De jaarlijkse keuring is al generaties lang een traditie. De stad loopt uit voor het evenement. Tientallen dikbillen staan opgesteld tussen strobalen en mobiele hekken, in het centrum van Schagen. Er is muziek, er zijn kraampjes en de lucht ruikt naar poffertjes, mest en stro. Gezinnen, toeristen en vaste bezoekers schuifelen langs de dieren, maken foto’s en bewonderen de glanzende vachten.
Die vachten zijn er niet zomaar. De dag begint vroeg. De koeien worden gewassen met een hogedrukspuit, kaalgeschoren en opgepoetst. Alles moet glimmen. De jury loopt rond in witte jassen en buigt zich over achterwerken, beoordeelt de vorm, de omvang en de verzorging. Het gaat om perfectie. “Het zijn drie verschrikkelijk mooie beesten,” klinkt het. Vanuit het publiek wordt gelachen. “Kunnen we knap rosbief van maken,” roept iemand.
Het hoogtepunt van de dag is de uitreiking. Als Patrick van de Berg wordt uitgeroepen tot kampioen bij de zwartbonten, barst er gejuich los. Zijn koe krijgt een rood-wit lint omgehangen en een beker op de rug. Het dier wordt op de foto gezet, omringd door trots en bewondering. “Zonder vee geen Paasvee,” benadrukt de commissie ieder jaar weer. Een vaste uitspraak, die onderstreept hoe belangrijk de dieren zijn voor het voortbestaan van deze traditie.

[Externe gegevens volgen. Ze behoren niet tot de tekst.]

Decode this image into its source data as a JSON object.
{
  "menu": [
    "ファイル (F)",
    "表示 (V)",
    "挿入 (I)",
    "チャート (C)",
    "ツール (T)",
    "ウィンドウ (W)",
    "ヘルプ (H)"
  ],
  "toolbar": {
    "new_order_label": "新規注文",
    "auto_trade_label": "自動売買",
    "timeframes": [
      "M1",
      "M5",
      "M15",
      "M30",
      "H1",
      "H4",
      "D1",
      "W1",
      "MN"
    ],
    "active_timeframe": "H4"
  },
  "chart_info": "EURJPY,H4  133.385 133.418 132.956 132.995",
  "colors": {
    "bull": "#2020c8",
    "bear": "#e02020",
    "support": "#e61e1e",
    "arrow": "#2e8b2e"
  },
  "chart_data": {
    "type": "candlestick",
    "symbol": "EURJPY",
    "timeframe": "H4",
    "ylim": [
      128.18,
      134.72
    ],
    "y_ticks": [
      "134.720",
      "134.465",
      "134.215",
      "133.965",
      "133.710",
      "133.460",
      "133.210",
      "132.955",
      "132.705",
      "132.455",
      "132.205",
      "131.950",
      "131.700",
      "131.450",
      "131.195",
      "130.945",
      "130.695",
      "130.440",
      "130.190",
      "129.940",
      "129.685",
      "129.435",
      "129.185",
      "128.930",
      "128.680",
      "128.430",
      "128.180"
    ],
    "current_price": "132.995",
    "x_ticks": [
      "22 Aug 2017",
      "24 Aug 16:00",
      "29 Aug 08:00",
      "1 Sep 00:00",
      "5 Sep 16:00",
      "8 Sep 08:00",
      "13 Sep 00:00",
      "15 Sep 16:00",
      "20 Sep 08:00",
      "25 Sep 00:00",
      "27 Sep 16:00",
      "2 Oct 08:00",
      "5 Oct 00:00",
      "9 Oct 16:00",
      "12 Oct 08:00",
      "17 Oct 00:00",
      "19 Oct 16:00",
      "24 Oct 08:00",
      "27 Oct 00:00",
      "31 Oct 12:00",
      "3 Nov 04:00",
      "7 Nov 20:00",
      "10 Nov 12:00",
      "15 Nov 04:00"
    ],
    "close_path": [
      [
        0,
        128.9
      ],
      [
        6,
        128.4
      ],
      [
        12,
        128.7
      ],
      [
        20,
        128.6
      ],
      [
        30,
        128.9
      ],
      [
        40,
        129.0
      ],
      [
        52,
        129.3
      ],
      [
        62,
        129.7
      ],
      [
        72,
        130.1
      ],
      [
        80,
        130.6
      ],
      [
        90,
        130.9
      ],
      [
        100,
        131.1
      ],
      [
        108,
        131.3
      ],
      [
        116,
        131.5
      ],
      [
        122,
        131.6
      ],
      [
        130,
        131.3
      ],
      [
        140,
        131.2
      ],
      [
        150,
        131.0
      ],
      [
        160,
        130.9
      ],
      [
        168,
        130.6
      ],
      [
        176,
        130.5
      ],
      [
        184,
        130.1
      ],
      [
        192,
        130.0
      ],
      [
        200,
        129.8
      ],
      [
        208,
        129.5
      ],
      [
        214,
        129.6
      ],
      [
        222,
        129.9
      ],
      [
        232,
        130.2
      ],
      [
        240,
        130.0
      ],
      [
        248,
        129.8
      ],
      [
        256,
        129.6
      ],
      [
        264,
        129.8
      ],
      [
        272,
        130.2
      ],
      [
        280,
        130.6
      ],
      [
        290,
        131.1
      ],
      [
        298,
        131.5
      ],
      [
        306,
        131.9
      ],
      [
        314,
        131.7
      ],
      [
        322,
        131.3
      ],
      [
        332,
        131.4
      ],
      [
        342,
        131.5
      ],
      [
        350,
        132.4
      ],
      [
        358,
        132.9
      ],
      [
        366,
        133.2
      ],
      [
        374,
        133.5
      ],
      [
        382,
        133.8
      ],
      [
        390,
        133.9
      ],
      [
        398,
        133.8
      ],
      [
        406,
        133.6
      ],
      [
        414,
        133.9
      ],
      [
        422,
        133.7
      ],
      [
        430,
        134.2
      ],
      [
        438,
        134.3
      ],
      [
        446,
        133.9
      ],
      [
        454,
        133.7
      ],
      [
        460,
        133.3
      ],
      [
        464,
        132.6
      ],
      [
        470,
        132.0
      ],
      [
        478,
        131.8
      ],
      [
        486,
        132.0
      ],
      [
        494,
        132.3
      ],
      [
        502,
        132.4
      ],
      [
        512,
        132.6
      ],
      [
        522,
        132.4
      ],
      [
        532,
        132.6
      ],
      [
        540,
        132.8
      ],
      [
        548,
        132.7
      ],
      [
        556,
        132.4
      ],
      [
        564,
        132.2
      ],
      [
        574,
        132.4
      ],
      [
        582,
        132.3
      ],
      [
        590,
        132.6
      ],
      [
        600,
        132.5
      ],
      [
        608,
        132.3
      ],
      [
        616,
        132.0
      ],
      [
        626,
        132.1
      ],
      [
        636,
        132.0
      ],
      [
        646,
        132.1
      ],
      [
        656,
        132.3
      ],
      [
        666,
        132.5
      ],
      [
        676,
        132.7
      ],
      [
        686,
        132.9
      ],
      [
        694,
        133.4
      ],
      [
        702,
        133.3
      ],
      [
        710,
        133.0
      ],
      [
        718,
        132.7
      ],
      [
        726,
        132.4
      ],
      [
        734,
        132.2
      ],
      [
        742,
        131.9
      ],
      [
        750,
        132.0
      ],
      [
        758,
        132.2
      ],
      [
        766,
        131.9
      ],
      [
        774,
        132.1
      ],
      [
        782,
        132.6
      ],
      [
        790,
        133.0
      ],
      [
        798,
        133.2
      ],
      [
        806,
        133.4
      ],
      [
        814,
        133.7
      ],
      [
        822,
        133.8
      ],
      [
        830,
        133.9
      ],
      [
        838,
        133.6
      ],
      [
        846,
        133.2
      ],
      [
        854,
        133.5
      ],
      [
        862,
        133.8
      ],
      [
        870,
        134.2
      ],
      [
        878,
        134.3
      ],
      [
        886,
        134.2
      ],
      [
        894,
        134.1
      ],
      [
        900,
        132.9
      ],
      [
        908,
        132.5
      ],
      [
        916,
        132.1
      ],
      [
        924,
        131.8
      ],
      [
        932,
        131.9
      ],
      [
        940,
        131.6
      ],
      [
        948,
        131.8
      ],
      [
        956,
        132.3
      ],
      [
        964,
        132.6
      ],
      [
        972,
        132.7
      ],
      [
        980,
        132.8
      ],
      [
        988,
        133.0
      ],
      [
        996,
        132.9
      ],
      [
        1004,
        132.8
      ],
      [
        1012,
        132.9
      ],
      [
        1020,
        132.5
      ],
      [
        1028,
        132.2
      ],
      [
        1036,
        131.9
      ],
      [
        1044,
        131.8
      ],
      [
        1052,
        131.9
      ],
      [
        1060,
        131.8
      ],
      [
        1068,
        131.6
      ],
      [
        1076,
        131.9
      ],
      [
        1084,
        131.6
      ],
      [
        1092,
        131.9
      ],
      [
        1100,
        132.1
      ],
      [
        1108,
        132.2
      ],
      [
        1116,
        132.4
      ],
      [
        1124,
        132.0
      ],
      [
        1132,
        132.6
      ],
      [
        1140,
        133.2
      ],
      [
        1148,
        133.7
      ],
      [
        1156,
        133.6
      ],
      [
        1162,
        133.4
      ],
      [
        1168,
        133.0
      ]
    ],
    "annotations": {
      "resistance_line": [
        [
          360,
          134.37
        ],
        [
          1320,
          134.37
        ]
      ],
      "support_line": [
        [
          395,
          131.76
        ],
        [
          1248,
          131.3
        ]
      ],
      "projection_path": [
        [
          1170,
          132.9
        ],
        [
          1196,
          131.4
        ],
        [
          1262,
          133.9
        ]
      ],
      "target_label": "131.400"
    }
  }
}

De sfeer is feestelijk, maar onder de oppervlakte schuurt het. De dieren staan er stil en zwaar, in een drukke omgeving vol prikkels. De spanning tussen traditie en dierenwelzijn wordt steeds zichtbaarder. Als de prijzen zijn uitgedeeld en de orgelmuziek overgaat in feestmuziek, hoor je in de verte nog het loeien van vermoeide dieren.